×
Wetziker Läuferin Fabienne Schlumpf

Lächelnd zum doppelten Triumph

Was für eine Leistung: Fabienne Schlumpf unterbietet bei ihrem Marathon-Debüt die Olympia-Limite und reisst zugleich den Schweizer Rekord an sich.

Oliver
Meile
Samstag, 03. April 2021, 12:01 Uhr Wetziker Läuferin Fabienne Schlumpf

Kurz vor dem Ziel wird sie von ihrem letzten verbliebenen Tempomacher Marcel Berni vorbeigewunken. Die abschliessenden Meter beim Marathon in Bern-Belp sollen Fabienne Schlumpf alleine gehören.

Es sind triumphale Sekunden für sie. Leichtfüssig und mit einem Lächeln im Gesicht beendet Schlumpf ihr Marathon-Debüt. Sie macht dabei einen so frischen Eindruck, als ob sie nur einen kurzen Lauf und nicht etwa 42,195 km absolviert hätte.

Ein paar Schritte spaziert sie hinter der Ziellinie noch weiter, dann bleibt sie abrupt stehen und stösst einen Jubelschrei in den bewölkten Berner Himmel.

«Es hat sich sehr lange sehr gut angefühlt.»

Fabienne Schlumpf

Schlumpfs Freude ist verständlich. Die Wetzikerin zeigt eine Topleistung. Sie unterbietet bei ihrem ersten Marathon mit der Zeit von 2:26:14 Stunden nicht nur die Olympia-Limite von 2:29:30 Stunden deutlich.

Die 30-Jährige entreisst gleich auch noch Maja Neuenschwander den Schweizer Rekord. Die EM-Zweite im Steeple und im Cross verbessert Neuenschwanders Bestwert aus dem Jahr 2015 um etwas mehr als eine halbe Minute.

Sehr konstant gelaufen

Es ist ein Rekord mit Ansage. Wie ein Schweizer Uhrwerk spult Schlumpf auf dem flachen Kurs mit den langen Geraden ihr Pensum ab  – perfekt unterstützt von ihren Tempomachern Marcel Berni, Simon Stützel und Simon Westermann.

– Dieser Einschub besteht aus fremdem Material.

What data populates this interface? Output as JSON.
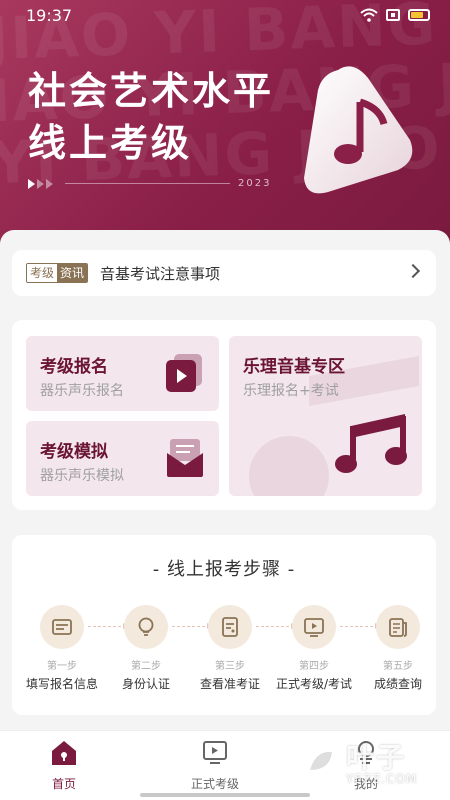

Früh liegt die prognostizierte Endzeit im Bereich von 2:26:20 Stunden. Nach rund 32 Kilometer kann ihr Trainer und Freund Michi Rüegg noch immer zufrieden festhalten: «Sie macht einen guten Eindruck.»

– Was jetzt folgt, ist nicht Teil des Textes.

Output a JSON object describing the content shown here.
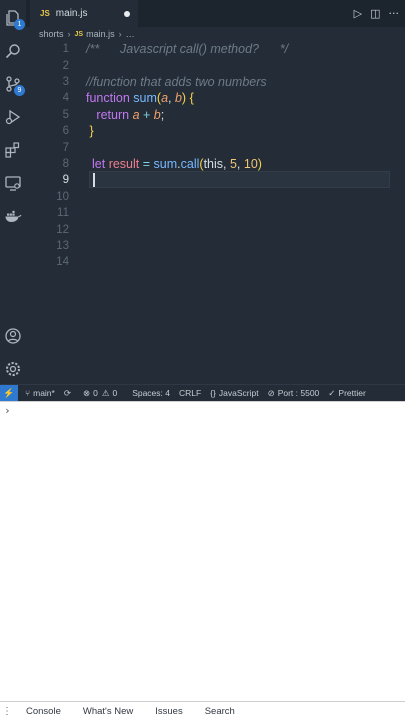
{
  "tab": {
    "lang_badge": "JS",
    "filename": "main.js"
  },
  "breadcrumb": {
    "folder": "shorts",
    "lang_badge": "JS",
    "file": "main.js",
    "ellipsis": "…"
  },
  "activity_badges": {
    "explorer": "1",
    "source_control": "9"
  },
  "line_numbers": [
    "1",
    "2",
    "3",
    "4",
    "5",
    "6",
    "7",
    "8",
    "9",
    "10",
    "11",
    "12",
    "13",
    "14"
  ],
  "active_line": "9",
  "code": {
    "line1": "/**      Javascript call() method?      */",
    "line3": "//function that adds two numbers",
    "l4_kw": "function",
    "l4_fn": "sum",
    "l4_open": "(",
    "l4_a": "a",
    "l4_comma": ", ",
    "l4_b": "b",
    "l4_close": ")",
    "l4_brace": " {",
    "l5_indent": "   ",
    "l5_kw": "return",
    "l5_a": "a",
    "l5_plus": " + ",
    "l5_b": "b",
    "l5_semi": ";",
    "l6_brace": " }",
    "l8_kw": "let",
    "l8_var": "result",
    "l8_eq": " = ",
    "l8_obj": "sum",
    "l8_dot": ".",
    "l8_call": "call",
    "l8_open": "(",
    "l8_this": "this",
    "l8_c1": ", ",
    "l8_n1": "5",
    "l8_c2": ", ",
    "l8_n2": "10",
    "l8_close": ")"
  },
  "statusbar": {
    "remote": "⚡",
    "branch": "main*",
    "sync": "",
    "errors": "0",
    "warnings": "0",
    "spaces": "Spaces: 4",
    "eol": "CRLF",
    "language": "JavaScript",
    "port": "Port : 5500",
    "formatter": "Prettier"
  },
  "console": {
    "prompt": "›"
  },
  "drawer": {
    "tabs": [
      "Console",
      "What's New",
      "Issues",
      "Search"
    ]
  }
}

Extrem konstant spult Schlumpf auch danach Kilometer um Kilometer ab, scheint am Schluss gar noch Reserven zu haben. «Es hat sich sehr lange sehr gut angefühlt», sagt sie nur Minuten nach dem Ende des Rennens.

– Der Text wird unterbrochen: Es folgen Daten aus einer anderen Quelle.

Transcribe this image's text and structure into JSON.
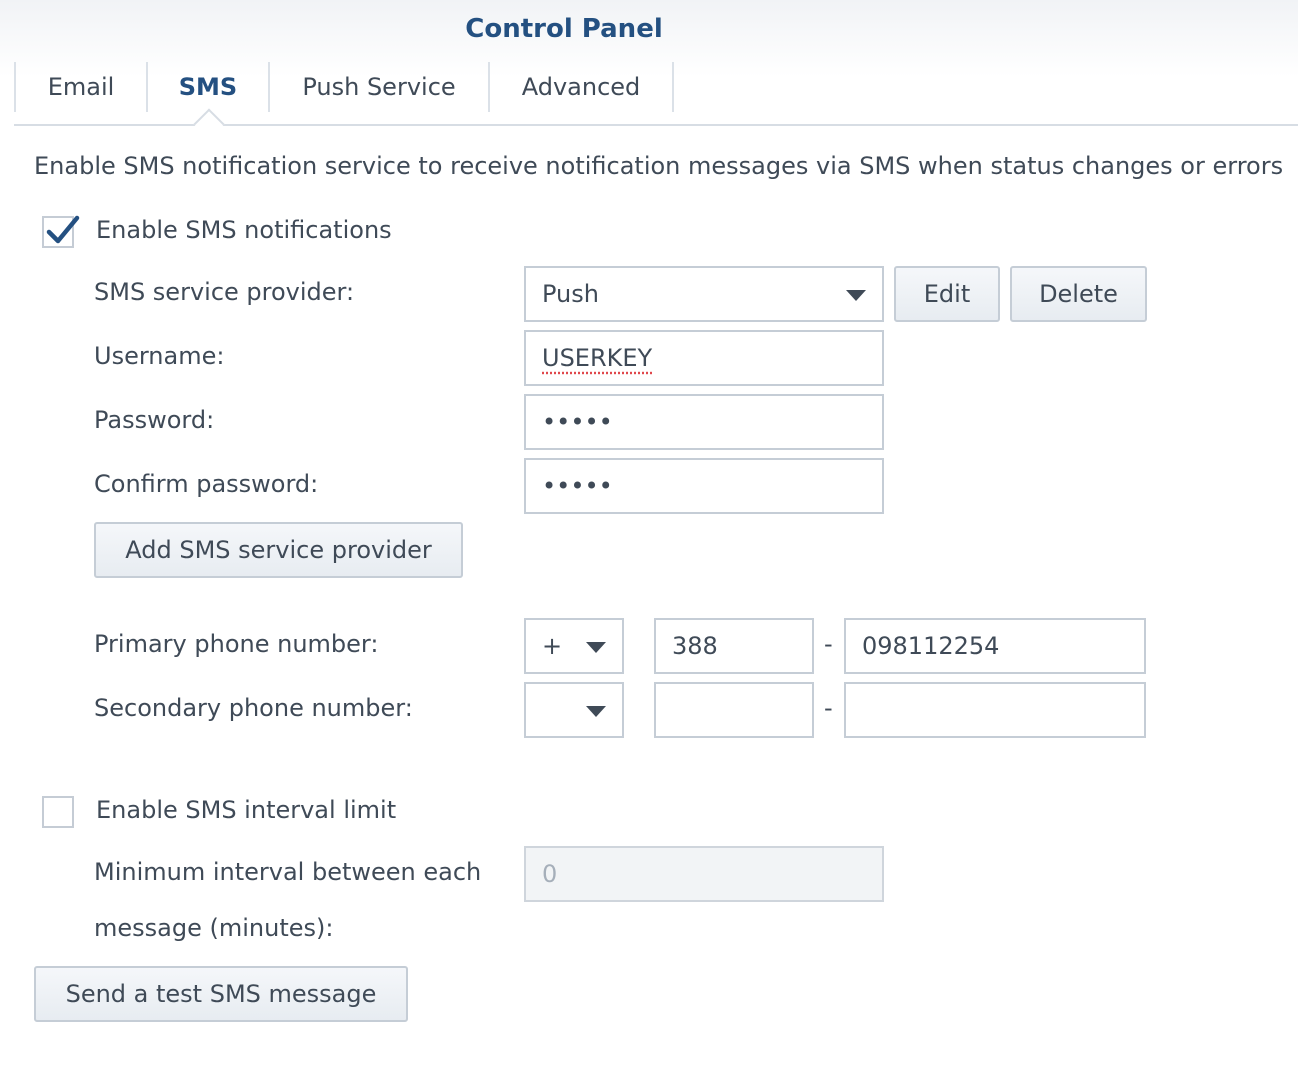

Ihr Ziel sei es gewesen, sehr regelmässig zu laufen, sagt die Athletin der TG Hütten, die vor knapp zwei Wochen auch einen Schweizer Rekord im Halbmarathon aufgestellt hatte. Und sie lobt: «Ich hatte super Pacemaker. Sie machten einen herrvorragenden Job.»

Enttäuschung für Tesfay

Fast zwei Drittel des Rennens läuft es auch für Simon Tesfay ideal. Der in Uster lebende Eritreer ist in einer sechsköpfigen Gruppe unterwegs, in der sich der mit 1,92 m grossgewachsene Athlet «verstecken» und Kraft sparen kann.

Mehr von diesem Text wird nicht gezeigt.